Henry & June and Backbeat are two very good movies with
similar views on artists and artists' loves.
Henry & June was the first film to carry an NC-17 rating. It was meant to be the trailblazer for a new breed of films that were adult, but without the smut associations the 'X' label carried. (Unfortunately, this goal failed, and NC-17 is nearly considered box office suicide, a loss.) It's the story of Henry Miller, the author whose books were once banned in all English- speaking countries, and his years in Paris. It covers the interplay between him, his wife June (who travels between Brooklyn and Paris) Anais Nin (whose diaries much of the movie is drawn from) and her husband Hugo. Themes of friendship, love, the meaning of fidelity, and art are intertwined with Anais' exploration of her own adult identity; her attraction to Miller, June, and Hugo.
Henry & June contains many erotic scenes, but they are produced in a very formalistic way, and manage to miss the rawness and truth that gave Miller's semi-autobiographical works their power. The film has a lot of nuances that you may not catch unless you've read some of Anais' journals; even then, the texture of the film is rich enough to merit repeated viewings.
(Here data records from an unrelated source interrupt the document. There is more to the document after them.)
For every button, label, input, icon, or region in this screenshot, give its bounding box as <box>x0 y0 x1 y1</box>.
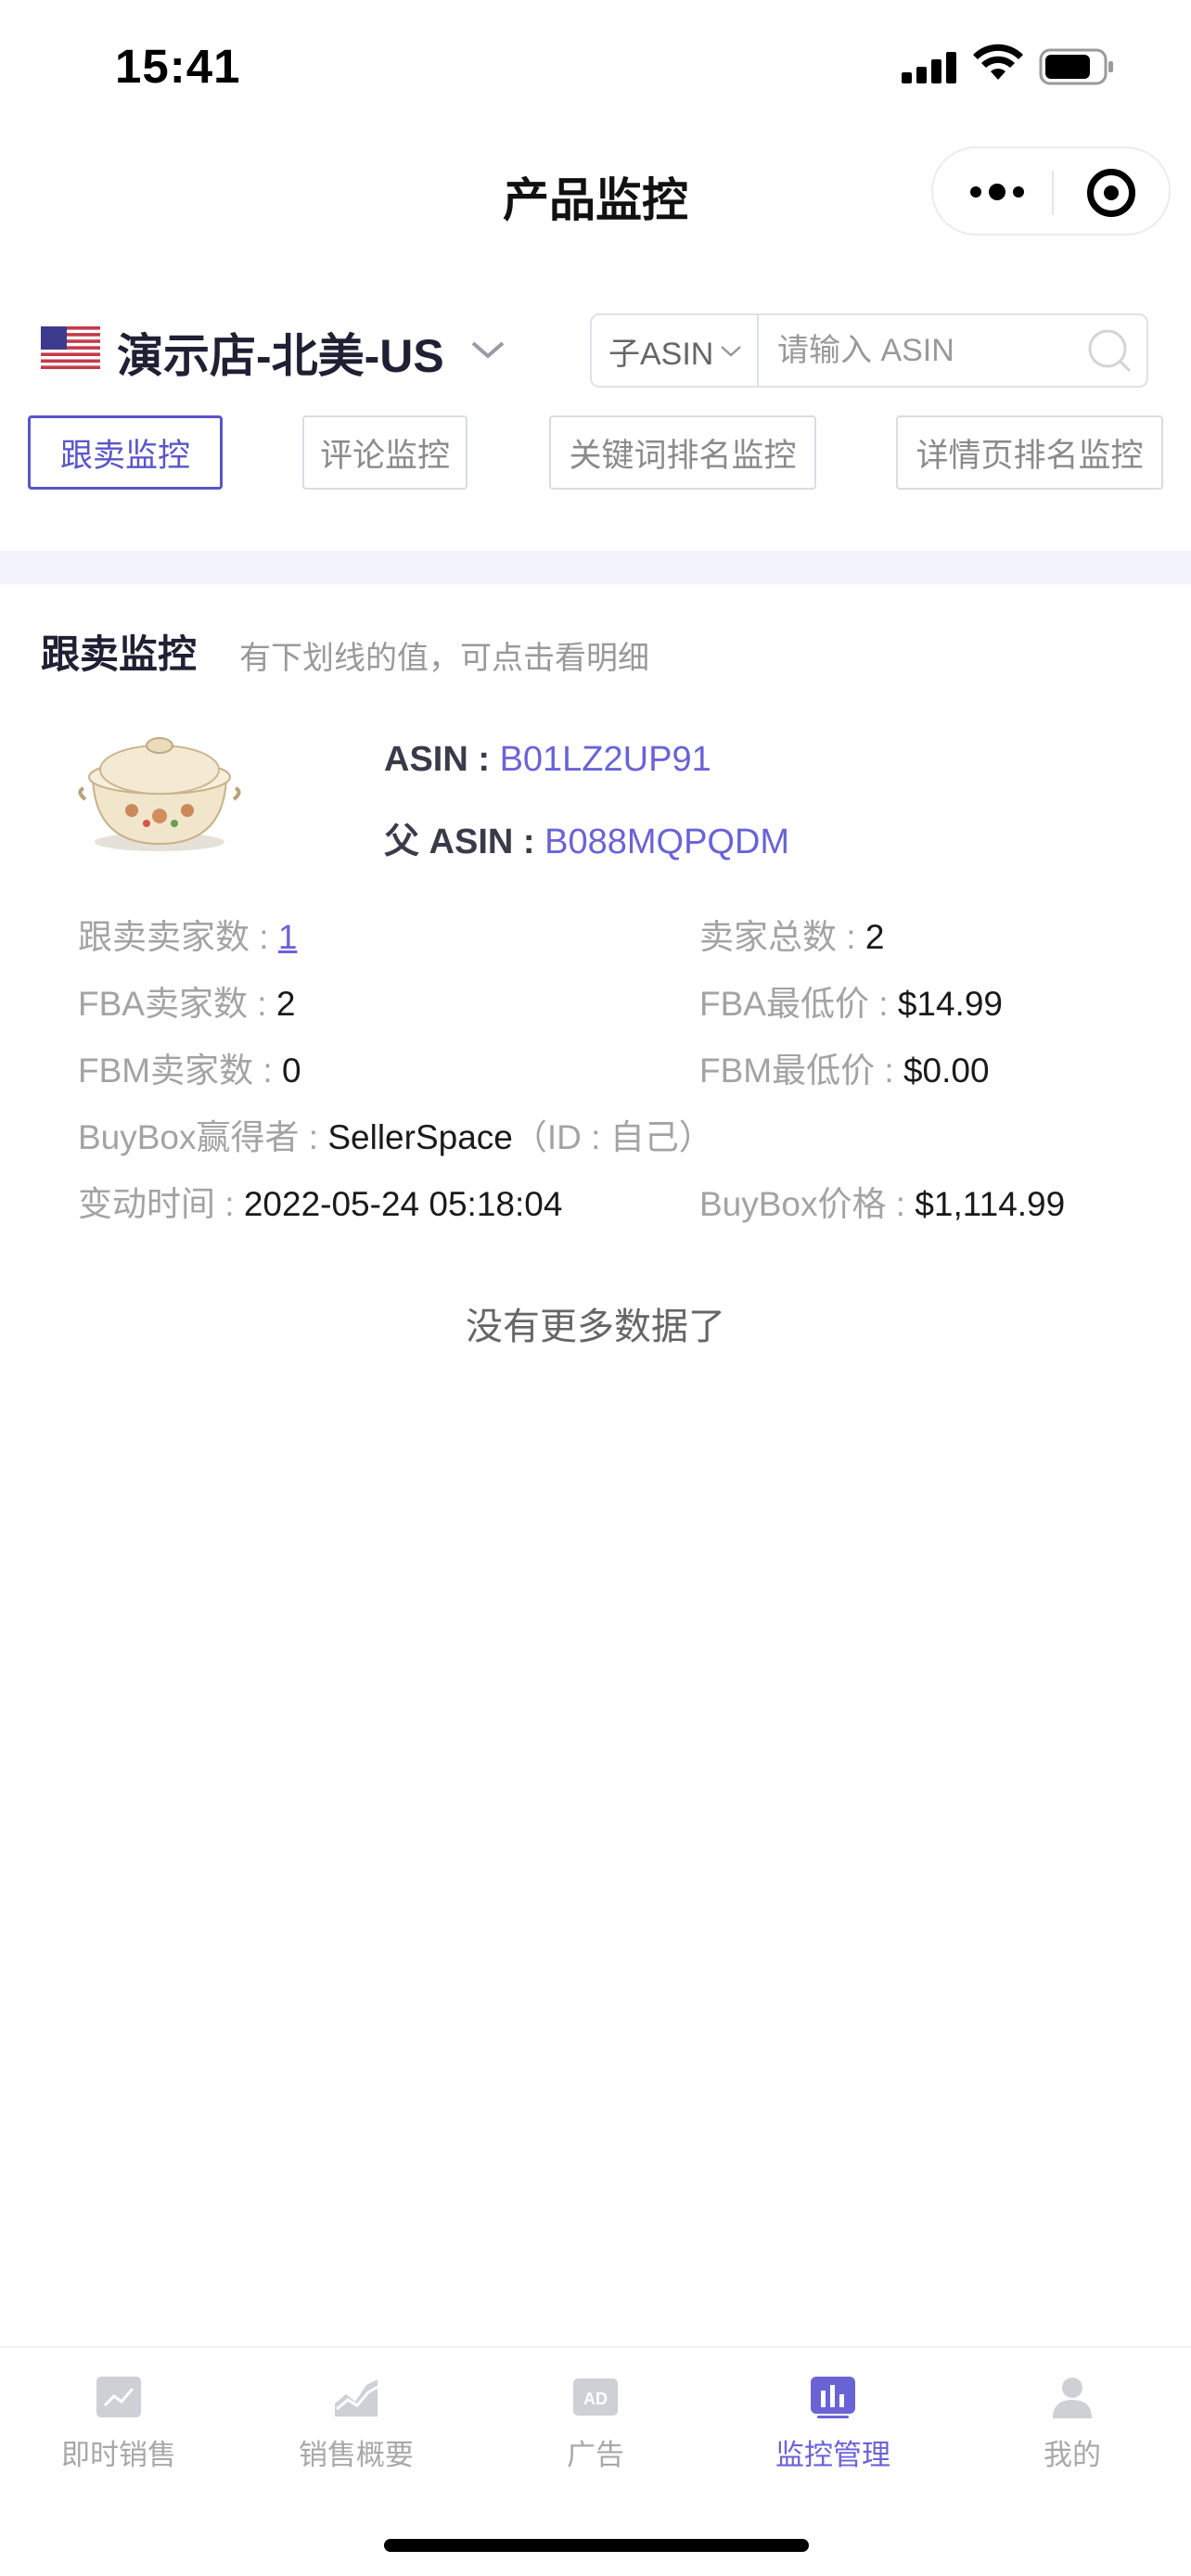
asin-type-select[interactable]: 子ASIN <box>592 315 759 386</box>
wifi-icon <box>973 44 1023 80</box>
battery-icon <box>1039 48 1113 85</box>
miniprogram-capsule <box>931 147 1171 236</box>
stat-label: BuyBox赢得者 : <box>78 1118 328 1156</box>
area-chart-icon <box>335 2379 378 2417</box>
tabbar-item-me[interactable]: 我的 <box>980 2376 1165 2473</box>
stat-label: BuyBox价格 : <box>699 1185 916 1223</box>
tab-keyword-rank[interactable]: 关键词排名监控 <box>549 415 816 490</box>
asin-row: ASIN : B01LZ2UP91 <box>384 740 711 780</box>
list-end-text: 没有更多数据了 <box>466 1307 725 1347</box>
fba-lowest-stat: FBA最低价 : $14.99 <box>699 976 1003 1026</box>
tabbar-label: 我的 <box>1044 2439 1101 2471</box>
buybox-winner-stat: BuyBox赢得者 : SellerSpace（ID : 自己） <box>78 1109 713 1159</box>
buybox-winner-note: （ID : 自己） <box>512 1118 713 1156</box>
parent-asin-row: 父 ASIN : B088MQPQDM <box>384 812 789 863</box>
tab-follow-sell[interactable]: 跟卖监控 <box>28 415 223 490</box>
chevron-down-icon[interactable] <box>469 336 506 363</box>
buybox-price-value: $1,114.99 <box>915 1185 1066 1223</box>
asin-value[interactable]: B01LZ2UP91 <box>500 740 711 779</box>
asin-label: ASIN : <box>384 740 490 779</box>
tabbar-label: 监控管理 <box>775 2439 890 2471</box>
more-icon[interactable] <box>970 184 1024 200</box>
asin-search-input[interactable] <box>777 315 1093 386</box>
product-image[interactable] <box>67 714 252 862</box>
section-hint: 有下划线的值，可点击看明细 <box>239 641 649 676</box>
tabbar-label: 即时销售 <box>61 2439 176 2471</box>
asin-type-label: 子ASIN <box>608 336 714 372</box>
fbm-lowest-stat: FBM最低价 : $0.00 <box>699 1042 990 1092</box>
us-flag-icon <box>41 326 100 369</box>
stat-label: 跟卖卖家数 : <box>78 918 278 956</box>
stat-label: 卖家总数 : <box>699 918 865 956</box>
search-icon[interactable] <box>1087 328 1133 375</box>
buybox-price-stat: BuyBox价格 : $1,114.99 <box>699 1176 1065 1226</box>
realtime-chart-icon <box>96 2377 141 2417</box>
ad-icon: AD <box>573 2378 618 2416</box>
tabbar-label: 销售概要 <box>299 2439 414 2471</box>
follow-sellers-value[interactable]: 1 <box>278 918 298 956</box>
stat-label: FBM最低价 : <box>699 1052 903 1090</box>
fbm-sellers-value: 0 <box>281 1052 301 1090</box>
parent-asin-value[interactable]: B088MQPQDM <box>544 823 789 861</box>
person-icon <box>1053 2378 1092 2418</box>
tabbar-item-sales-overview[interactable]: 销售概要 <box>263 2376 449 2473</box>
chevron-down-icon <box>721 346 742 357</box>
stat-label: FBA卖家数 : <box>78 985 276 1023</box>
tab-detail-rank[interactable]: 详情页排名监控 <box>896 415 1163 490</box>
monitor-bar-icon <box>811 2377 855 2418</box>
tabbar-item-monitor[interactable]: 监控管理 <box>740 2376 926 2473</box>
fbm-sellers-stat: FBM卖家数 : 0 <box>78 1042 301 1092</box>
status-time: 15:41 <box>115 40 241 93</box>
stat-label: FBM卖家数 : <box>78 1052 282 1090</box>
section-title: 跟卖监控 <box>41 632 198 676</box>
close-target-icon[interactable] <box>1087 169 1135 217</box>
change-time-stat: 变动时间 : 2022-05-24 05:18:04 <box>78 1176 562 1226</box>
tab-review[interactable]: 评论监控 <box>302 415 467 490</box>
fba-sellers-value: 2 <box>275 985 296 1023</box>
fba-lowest-value: $14.99 <box>897 985 1003 1023</box>
buybox-winner-value: SellerSpace <box>327 1118 513 1156</box>
total-sellers-stat: 卖家总数 : 2 <box>699 909 884 959</box>
fbm-lowest-value: $0.00 <box>903 1052 990 1090</box>
svg-text:AD: AD <box>583 2390 608 2408</box>
change-time-value: 2022-05-24 05:18:04 <box>243 1185 563 1223</box>
section-divider <box>0 551 1191 584</box>
tabbar-item-ads[interactable]: AD 广告 <box>503 2376 688 2473</box>
store-name[interactable]: 演示店-北美-US <box>117 319 444 386</box>
home-indicator <box>384 2539 809 2552</box>
capsule-divider <box>1052 171 1054 215</box>
parent-asin-label: 父 ASIN : <box>384 823 535 861</box>
cellular-signal-icon <box>902 48 959 83</box>
follow-sellers-stat: 跟卖卖家数 : 1 <box>78 909 297 959</box>
fba-sellers-stat: FBA卖家数 : 2 <box>78 976 295 1026</box>
asin-search-box: 子ASIN <box>590 313 1148 388</box>
total-sellers-value: 2 <box>864 918 885 956</box>
stat-label: FBA最低价 : <box>699 985 898 1023</box>
tabbar-item-realtime-sales[interactable]: 即时销售 <box>26 2376 211 2473</box>
tabbar-label: 广告 <box>567 2439 624 2471</box>
stat-label: 变动时间 : <box>78 1185 244 1223</box>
Backbeat aims a little lower in terms of artistic goals than Henry & June, but succeeds admirably in capturing the feel of Hamburg of the 60s, where the Beatles first began to capture attention as a musical force. You see the attraction / tension between John Lennon, Stuart Sutcliffe (the fifth Beatle, who at that time was beginning a career as a painter) and Astrid Kirchherr, the German photographer who acts as somewhat of a bridge into the bohemian community of the place.
This film is a treat for fans of the Beatles, although the remaining three Beatles aren't given much room as three-dimensional characters. The soundtrack, played by a cover band consisting of many big names in modern rock, is excellent.
Both films capture a feeling of the eras they cover convincingly. You really feel as if you're seeing the world and the loves that shaped these artists and their works.
What struck me about both films was the accomplishments of the 'supporting characters'. Both works end with texts going over the lives of the people portrayed. Anais' husband Hugo, portrayed as a loving but stifled banker, was an experimental film maker whose films are in the collection of the Museum of Modern Art in NYC. Klaus Voormann, who loses his 'soulsibling' Astrid to the loose-cannon artistry of Stuart Sutcliffe, went on to create the cover to The Beatles' Revolver album (OK, not my favorite piece of album art, but still...) and played Bass in Lennon's Plastic Ono Band. To me, these ending texts are really the saga of the other men, the ones whose loves might've been the ones immortalized in film decades after the fact, if only fate had been different.
Two excellent films, worth renting or buying on video. (And after you see the films, you can read the books, see the photographs, and listen to the music.)